While the fiberglass provides strengths as much as six times greater than traditional felt liners, the major benefits are truly in the installation process. Once the liner is winched into place and inflated, the “light train” allows the installer to inspect the installation with closed-circuit television cameras incorporated into the light train before beginning to cure the liner.

The onboard data management system provides high-quality computer-generated reports with color graphics and video stills. Any defect in the installation can be identified and corrected before initiating the curing process. With traditional liners, most defects are excavated and replaced after the liner has been cured.

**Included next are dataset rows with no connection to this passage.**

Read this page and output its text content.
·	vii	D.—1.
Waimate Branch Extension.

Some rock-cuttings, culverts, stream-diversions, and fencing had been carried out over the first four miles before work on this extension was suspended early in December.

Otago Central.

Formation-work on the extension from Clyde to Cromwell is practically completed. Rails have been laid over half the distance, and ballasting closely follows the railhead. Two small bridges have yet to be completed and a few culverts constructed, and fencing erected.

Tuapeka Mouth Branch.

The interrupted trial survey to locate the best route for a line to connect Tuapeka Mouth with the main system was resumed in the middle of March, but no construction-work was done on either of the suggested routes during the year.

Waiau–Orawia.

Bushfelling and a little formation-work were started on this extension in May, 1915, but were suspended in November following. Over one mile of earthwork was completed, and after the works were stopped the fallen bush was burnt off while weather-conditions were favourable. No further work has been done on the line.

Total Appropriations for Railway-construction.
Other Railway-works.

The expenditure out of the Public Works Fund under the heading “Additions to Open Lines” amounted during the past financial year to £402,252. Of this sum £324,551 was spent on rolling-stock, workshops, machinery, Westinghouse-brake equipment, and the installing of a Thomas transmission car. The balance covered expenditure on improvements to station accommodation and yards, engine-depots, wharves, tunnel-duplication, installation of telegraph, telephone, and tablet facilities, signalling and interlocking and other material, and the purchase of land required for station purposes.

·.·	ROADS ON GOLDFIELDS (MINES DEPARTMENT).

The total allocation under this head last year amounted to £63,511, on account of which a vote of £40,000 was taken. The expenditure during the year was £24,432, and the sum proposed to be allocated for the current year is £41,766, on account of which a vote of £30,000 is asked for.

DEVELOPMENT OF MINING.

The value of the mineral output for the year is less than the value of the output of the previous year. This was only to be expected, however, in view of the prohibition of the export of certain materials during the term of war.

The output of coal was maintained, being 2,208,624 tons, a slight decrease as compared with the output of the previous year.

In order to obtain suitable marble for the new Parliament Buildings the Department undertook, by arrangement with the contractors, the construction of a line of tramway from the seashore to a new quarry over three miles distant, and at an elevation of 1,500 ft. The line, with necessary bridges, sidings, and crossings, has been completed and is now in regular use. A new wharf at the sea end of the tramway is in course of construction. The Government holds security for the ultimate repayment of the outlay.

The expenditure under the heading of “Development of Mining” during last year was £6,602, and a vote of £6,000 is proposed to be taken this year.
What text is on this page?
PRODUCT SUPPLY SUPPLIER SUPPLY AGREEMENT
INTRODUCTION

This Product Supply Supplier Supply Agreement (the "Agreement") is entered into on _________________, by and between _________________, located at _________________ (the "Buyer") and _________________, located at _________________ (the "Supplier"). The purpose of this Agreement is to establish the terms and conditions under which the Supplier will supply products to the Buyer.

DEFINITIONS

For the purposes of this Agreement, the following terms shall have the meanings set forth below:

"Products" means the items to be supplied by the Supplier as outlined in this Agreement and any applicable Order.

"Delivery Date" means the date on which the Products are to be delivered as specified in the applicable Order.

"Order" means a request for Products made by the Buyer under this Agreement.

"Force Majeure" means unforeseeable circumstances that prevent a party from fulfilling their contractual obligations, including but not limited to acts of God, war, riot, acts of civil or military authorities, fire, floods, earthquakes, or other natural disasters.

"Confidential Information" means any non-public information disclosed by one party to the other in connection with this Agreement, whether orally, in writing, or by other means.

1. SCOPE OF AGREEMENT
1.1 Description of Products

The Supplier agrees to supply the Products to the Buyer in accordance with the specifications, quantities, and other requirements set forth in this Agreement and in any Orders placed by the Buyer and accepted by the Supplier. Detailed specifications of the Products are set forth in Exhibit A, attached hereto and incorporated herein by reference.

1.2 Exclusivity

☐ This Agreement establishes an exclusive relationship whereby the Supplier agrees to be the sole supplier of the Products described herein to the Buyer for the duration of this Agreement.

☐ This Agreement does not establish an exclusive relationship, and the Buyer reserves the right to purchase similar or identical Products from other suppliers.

In addition, sensors in the light train allow the installer to monitor parameters such as air temperature and pressure throughout the entire line, which results in uniform curing. This is not possible with felt liners.

“Being a local contractor, we have a vested interest in selecting the best materials for our local clients,” said Jim Hess, HRI project manager. “Due to the many advantages the UV light-cured liners like Lightstream have over other types of lining systems, we felt they were the best fit for the borough’s project.”

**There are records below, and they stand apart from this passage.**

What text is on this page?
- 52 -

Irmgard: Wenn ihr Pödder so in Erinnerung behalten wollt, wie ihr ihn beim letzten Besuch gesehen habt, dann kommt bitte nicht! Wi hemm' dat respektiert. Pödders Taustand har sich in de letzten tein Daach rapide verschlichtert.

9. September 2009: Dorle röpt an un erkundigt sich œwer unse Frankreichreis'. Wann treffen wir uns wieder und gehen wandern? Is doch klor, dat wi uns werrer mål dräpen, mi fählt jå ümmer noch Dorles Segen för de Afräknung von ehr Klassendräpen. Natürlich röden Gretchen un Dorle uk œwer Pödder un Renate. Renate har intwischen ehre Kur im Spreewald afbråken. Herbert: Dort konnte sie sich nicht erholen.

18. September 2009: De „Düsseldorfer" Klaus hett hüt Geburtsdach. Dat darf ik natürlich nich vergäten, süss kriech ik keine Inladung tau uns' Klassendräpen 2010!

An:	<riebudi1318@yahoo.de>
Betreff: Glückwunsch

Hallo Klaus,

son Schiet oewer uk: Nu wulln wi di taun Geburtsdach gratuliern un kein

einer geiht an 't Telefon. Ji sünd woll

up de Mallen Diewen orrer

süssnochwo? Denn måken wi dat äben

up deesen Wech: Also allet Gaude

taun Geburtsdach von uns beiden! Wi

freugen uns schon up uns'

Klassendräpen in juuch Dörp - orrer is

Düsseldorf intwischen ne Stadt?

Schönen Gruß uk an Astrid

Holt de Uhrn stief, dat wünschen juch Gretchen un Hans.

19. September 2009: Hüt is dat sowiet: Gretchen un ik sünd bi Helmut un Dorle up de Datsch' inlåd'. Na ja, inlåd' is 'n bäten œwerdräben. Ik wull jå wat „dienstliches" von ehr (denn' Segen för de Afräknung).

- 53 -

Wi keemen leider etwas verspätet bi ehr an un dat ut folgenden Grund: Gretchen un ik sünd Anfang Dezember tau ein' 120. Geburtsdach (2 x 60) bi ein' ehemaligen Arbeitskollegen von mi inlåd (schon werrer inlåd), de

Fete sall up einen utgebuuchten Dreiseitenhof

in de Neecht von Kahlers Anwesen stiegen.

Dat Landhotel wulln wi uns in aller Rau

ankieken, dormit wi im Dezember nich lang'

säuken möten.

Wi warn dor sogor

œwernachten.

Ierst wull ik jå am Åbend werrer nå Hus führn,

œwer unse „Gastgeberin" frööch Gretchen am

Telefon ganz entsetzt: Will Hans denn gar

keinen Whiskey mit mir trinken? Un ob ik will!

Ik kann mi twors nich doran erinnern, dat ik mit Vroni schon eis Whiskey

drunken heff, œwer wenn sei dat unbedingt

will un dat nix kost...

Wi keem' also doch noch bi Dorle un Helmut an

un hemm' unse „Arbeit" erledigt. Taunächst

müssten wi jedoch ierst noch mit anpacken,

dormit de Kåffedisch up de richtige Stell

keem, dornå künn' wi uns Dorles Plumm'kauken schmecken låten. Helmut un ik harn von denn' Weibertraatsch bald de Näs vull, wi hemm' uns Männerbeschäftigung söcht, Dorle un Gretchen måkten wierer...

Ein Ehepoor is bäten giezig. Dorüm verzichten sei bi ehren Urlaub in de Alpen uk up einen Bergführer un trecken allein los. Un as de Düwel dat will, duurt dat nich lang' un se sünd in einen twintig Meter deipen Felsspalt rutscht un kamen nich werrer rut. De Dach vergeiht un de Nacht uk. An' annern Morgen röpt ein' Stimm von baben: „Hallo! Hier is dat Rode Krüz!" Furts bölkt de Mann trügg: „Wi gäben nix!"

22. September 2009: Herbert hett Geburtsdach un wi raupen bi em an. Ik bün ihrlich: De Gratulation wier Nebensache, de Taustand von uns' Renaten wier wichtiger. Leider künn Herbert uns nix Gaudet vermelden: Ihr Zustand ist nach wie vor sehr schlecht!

Once a sewer main was lined, VPS installed lateral connection liners at each of the lateral reinstatements to seal the sewer main lining at these points. Without these lateral connection liners, the amount of reduction in infiltration within the system would be minimal. VPS utilized EPROS DrainLCR lateral connection liner for the project. The liner consists of a silicate reaction resin-coated felt tubing that is installed by using trenchless “pull in, inflate and cure” methods. The system included approximately 12 in. of liner in each of the laterals, as well as a full wrap within the sewer main. This provided both a watertight seal and stable connection with the main pipe.

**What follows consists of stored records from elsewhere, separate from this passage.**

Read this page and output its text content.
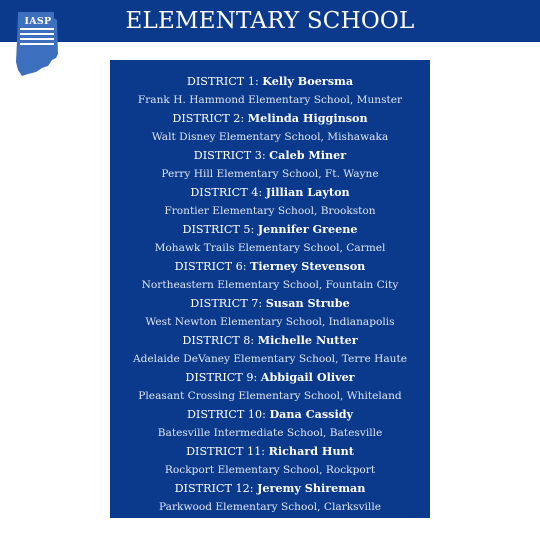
ELEMENTARY SCHOOL
IASP
DISTRICT 1: Kelly Boersma
Frank H. Hammond Elementary School, Munster
DISTRICT 2: Melinda Higginson
Walt Disney Elementary School, Mishawaka
DISTRICT 3: Caleb Miner
Perry Hill Elementary School, Ft. Wayne
DISTRICT 4: Jillian Layton
Frontier Elementary School, Brookston
DISTRICT 5: Jennifer Greene
Mohawk Trails Elementary School, Carmel
DISTRICT 6: Tierney Stevenson
Northeastern Elementary School, Fountain City
DISTRICT 7: Susan Strube
West Newton Elementary School, Indianapolis
DISTRICT 8: Michelle Nutter
Adelaide DeVaney Elementary School, Terre Haute
DISTRICT 9: Abbigail Oliver
Pleasant Crossing Elementary School, Whiteland
DISTRICT 10: Dana Cassidy
Batesville Intermediate School, Batesville
DISTRICT 11: Richard Hunt
Rockport Elementary School, Rockport
DISTRICT 12: Jeremy Shireman
Parkwood Elementary School, Clarksville
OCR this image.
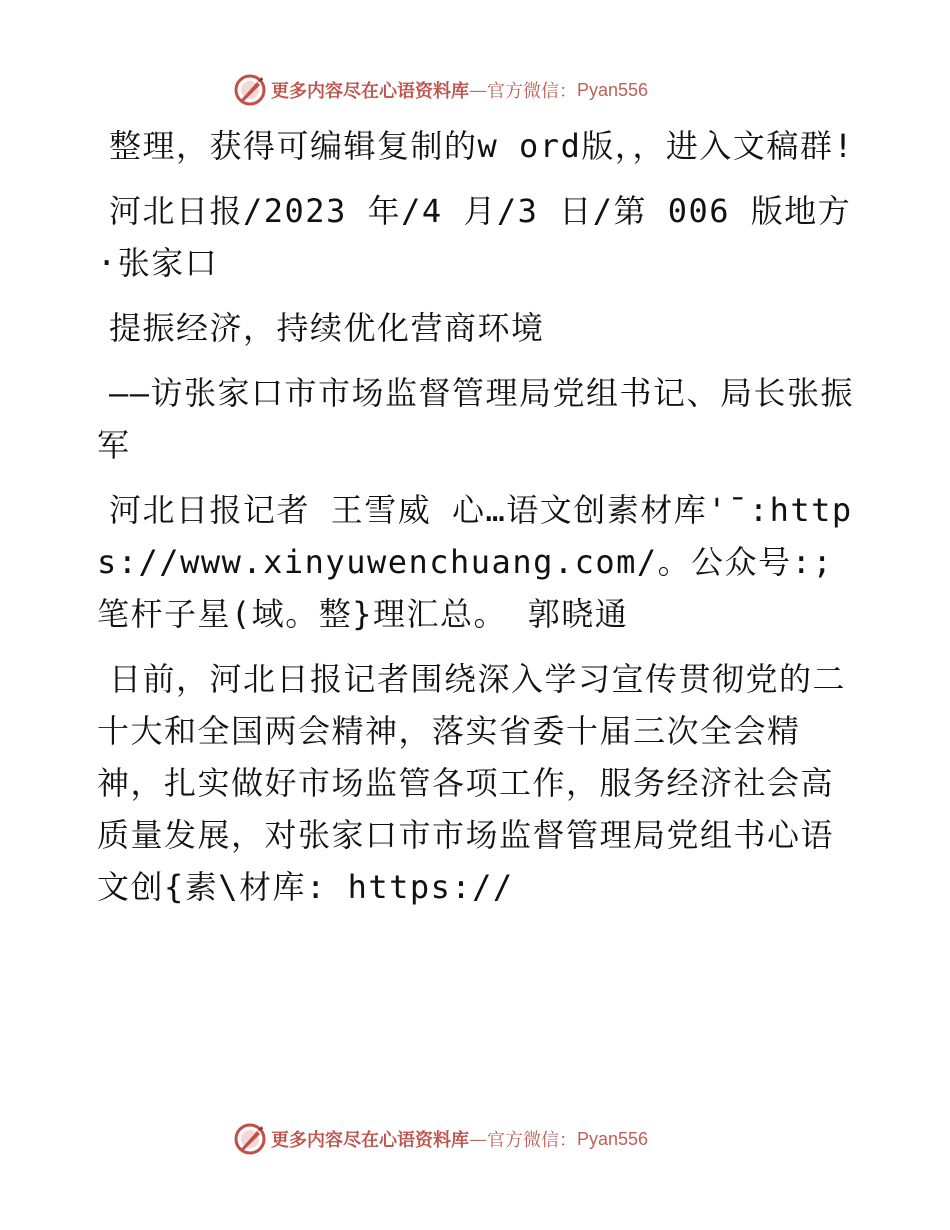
更多内容尽在心语资料库 — 官方微信： Pyan556

整理，获得可编辑复制的w ord版，，进入文稿群!

河北日报/2023 年/4 月/3 日/第 006 版地方·张家口

提振经济，持续优化营商环境

——访张家口市市场监督管理局党组书记、局长张振军

河北日报记者 王雪威 心…语文创素材库'¯:https://www.xinyuwenchuang.com/。公众号:;笔杆子星(域。整}理汇总。 郭晓通

日前，河北日报记者围绕深入学习宣传贯彻党的二十大和全国两会精神，落实省委十届三次全会精神，扎实做好市场监管各项工作，服务经济社会高质量发展，对张家口市市场监督管理局党组书心语文创{素\材库: https://

更多内容尽在心语资料库 — 官方微信： Pyan556
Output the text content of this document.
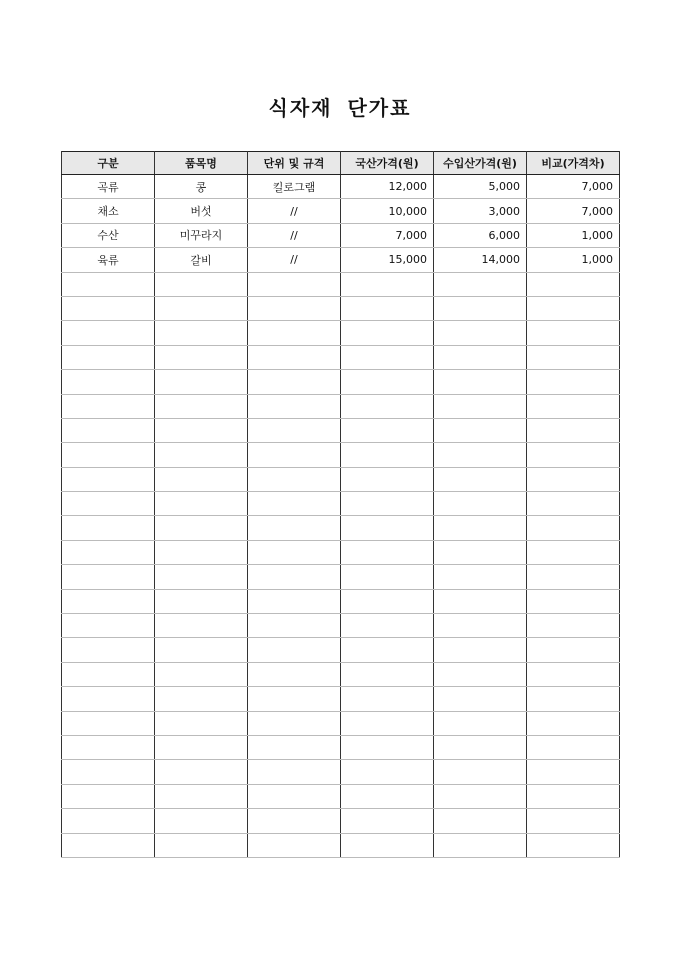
식자재 단가표
구분	품목명	단위 및 규격	국산가격(원)	수입산가격(원)	비교(가격차)
곡류	콩	킬로그램	12,000	5,000	7,000
채소	버섯	//	10,000	3,000	7,000
수산	미꾸라지	//	7,000	6,000	1,000
육류	갈비	//	15,000	14,000	1,000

Finally, THC installed Multiplexx PVCP liners within the brick manholes. This patented composite lining system stopped infiltration between the bricks and provided corrosion protection. Just like CIPP, the resin-saturated liners are installed under pressure. The installation process uses constant air pressure to force the liner to the contours of the brick manholes. Super-heated water is pumped into the liner to accelerate curing of the modified epoxy resins.

Project Follow-Up
The entire project is scheduled to be completed in December 2009, in compliance with the DEP consent order. If conventional open-cut construction methods had been used, the borough would have missed its deadline and the estimated construction cost would have been more than double the current estimated cost.

A Pennsylvania borough had outdated sewer infrastructure that caused excessive infiltration and inflow to enter its collection system during wet weather.
To meet a consent order and agreement, the borough developed its Wet Weather Sewage Flow Management Plan, which included plans to rehabilitate mains and manholes using trenchless technology.
By eliminating the need for open-cut methods, the borough cut construction costs in half and met its compliance deadline.